O fisoterapeuta pode utilizar diversos tipos de recursos, tais como cinesioterapia, hidroterapia, exercício aeróbico, técnicas manuais e técnicas de relaxamento. Mas reforço a importância de identificar os recursos adequados em cada caso. Por exemplo, se o paciente possui uma osteoartrose ou uma síndrome miofascial associada é preciso tratá-las concomitantemente, assim como qualquer outra condição.
6) Como é o quadro desta doença no Espírito Santo? Temos muitos pacientes de Fibromialgia?
Não há estudos que mostrem a prevalência da fibromialgia no Espírito Santo, mas na prática clínica vemos que realmente há muitos indivíduos com a síndrome e que não é muito diferente da estatística brasileira e internacional. A literatura aponta prevalência da FM na população em geral valores entre 0,2 e 6,6%, em mulheres valores entre 2,4 e 6,8%, nas áreas urbanas entre 0,7 a 11,4% e nas rurais entre 0,1 e 5,2%.
7) É possível preveni-la? Se sim, como a Fisioterapia pode ajudar na prevenção?
Infelizmente não é possível dizer que a Fibromialgia pode ser prevenida, pois não sabemos qual são as causas exatas.
8) Quais as recomendações que podem ser feitas para quem tem Fibromialgia (rotina, mudança de hábito, alimentação, atividade física…)?

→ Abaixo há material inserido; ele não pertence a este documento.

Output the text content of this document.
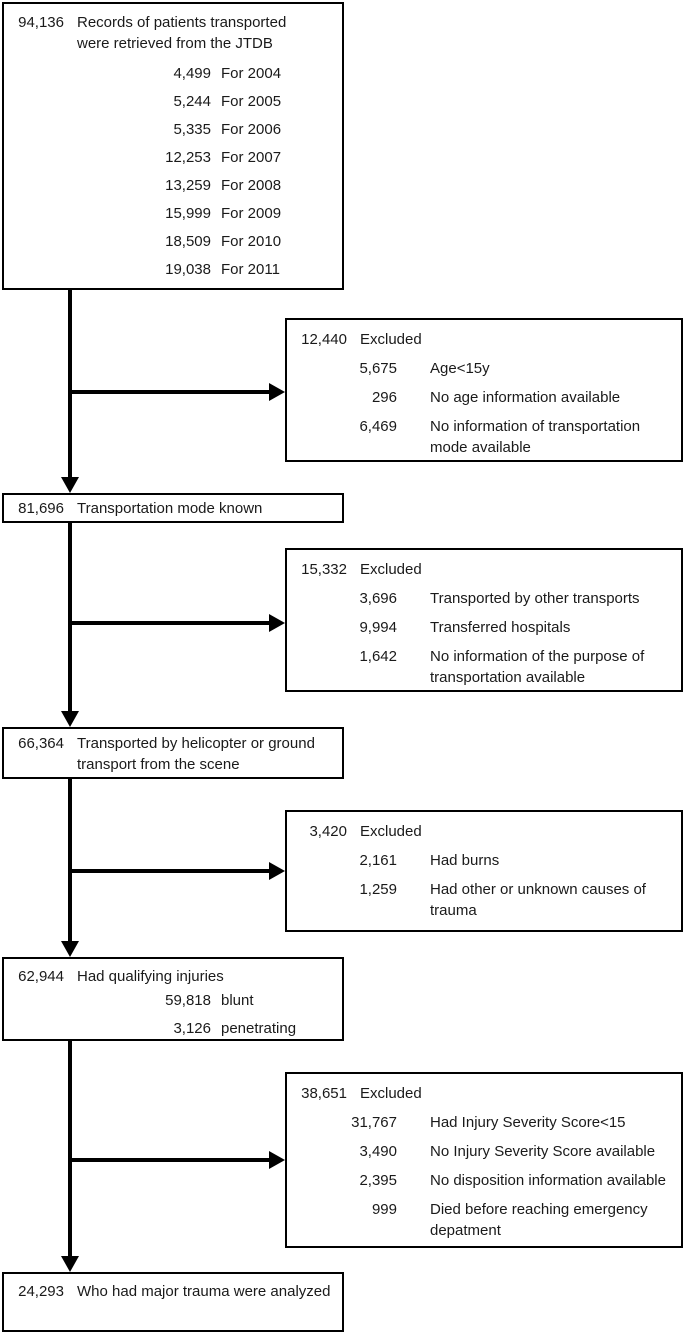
94,136 Records of patients transported were retrieved from the JTDB
4,499 For 2004
5,244 For 2005
5,335 For 2006
12,253 For 2007
13,259 For 2008
15,999 For 2009
18,509 For 2010
19,038 For 2011
12,440 Excluded
5,675 Age<15y
296 No age information available
6,469 No information of transportation mode available
81,696 Transportation mode known
15,332 Excluded
3,696 Transported by other transports
9,994 Transferred hospitals
1,642 No information of the purpose of transportation available
66,364 Transported by helicopter or ground transport from the scene
3,420 Excluded
2,161 Had burns
1,259 Had other or unknown causes of trauma
62,944 Had qualifying injuries
59,818 blunt
3,126 penetrating
38,651 Excluded
31,767 Had Injury Severity Score<15
3,490 No Injury Severity Score available
2,395 No disposition information available
999 Died before reaching emergency depatment
24,293 Who had major trauma were analyzed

Para quem tem fibromialgia é importante manter um programa regular de sono e evitar ao máximo possível situações estressantes, pois o sono insatisfatório e o estresse emocional podem agravar os sintomas. Além disso, realizar exercício físico regular também é fundamental. De acordo com os estudos o tipo de exercício mais recomendando é o aeróbico, pois aumentam os níveis de serotonina e endorfina, além de regular o sistema nervoso autônomo, que também pode estar alterado na fibromialgia. A melhora dos sintomas começa a aparecer somente após cerca de 3 meses do início do exercício, então é importante ser persistente e assíduo. Os outros tipos de exercícios que envolvem o alongamento e o fortalecimento muscular, também são importantes para melhorar a capacidade física e tornar o indivíduo apto a realizar um exercício aeróbico. Técnicas que promovam o relaxamento físico e mental também podem ser complementares para o indivíduo que está experimentando um quadro de dor crônica.
9) A senhora gostaria de acrescentar mais alguma informação a respeito da doença e do tratamento fisioterapêutico?
Considero que conhecer bem o indivíduo com fibromialgia é fundamental para o tratamento e controle da síndrome, pois cada indivíduo possui um lado da síndrome que o afeta mais. Por exemplo, há fibromiálgicos que possuem um distúrbio do sono importante, outros uma depressão ou outra condição psiquiátrica, outros uma dificuldade de lidar com as emoções e os eventos estressantes, outros que são extremamente sedentários e outros com tudo associado. É fundamental que o portador de fibromialgia busque o auto-conhecimento e a forma mais adequada de lidar com seus fatores gatilhos. Na maioria dos casos, o tratamento multiprofissional é essencial.
Referências:
Marques AP, Santo AS, Berssaneti AA, Matsutani LA, Yuan SL.A prevalência de fibromialgia: atualizac¸ão da revisão de literatura. Rev Bras Reumatol. 2 0 1 7;5 7(4):356–363.
Chinn S, Caldwell W, Gritsenko K. Fibromyalgia Pathogenesis and Treatment Options Update. Curr Pain Headache Rep. 2016 Apr;20(4):25. doi: 10.1007/s11916-016-0556-x.
Heymann RE et al. Consenso brasileiro do tratamento da fibromialgia. Rev Bras Reumatol 2010;50(1):56-66
Minicurrículo
Dra. Samira Tatiyama Miyamoto possui graduação em Fisioterapia pela Universidade Estadual de Londrina (2000), Especialização em Reumatologia para Fisioterapeutas pela Universidade Federal de São Paulo (2001), Mestrado em Reabilitação-Reumatologia pela Universidade Federal de São Paulo (2003) e Doutorado em Ciências da Saúde aplicadas à Reumatologia pela Universidade Federal de São Paulo com período sanduíche na Newcastle University (UK) (2016). Atualmente é professora adjunto do Curso de Fisioterapia da Universidade Federal do Espírito Santo (UFES) (2009 – atual) e Sub-chefe do Departamento de Educação Integrada em Saúde.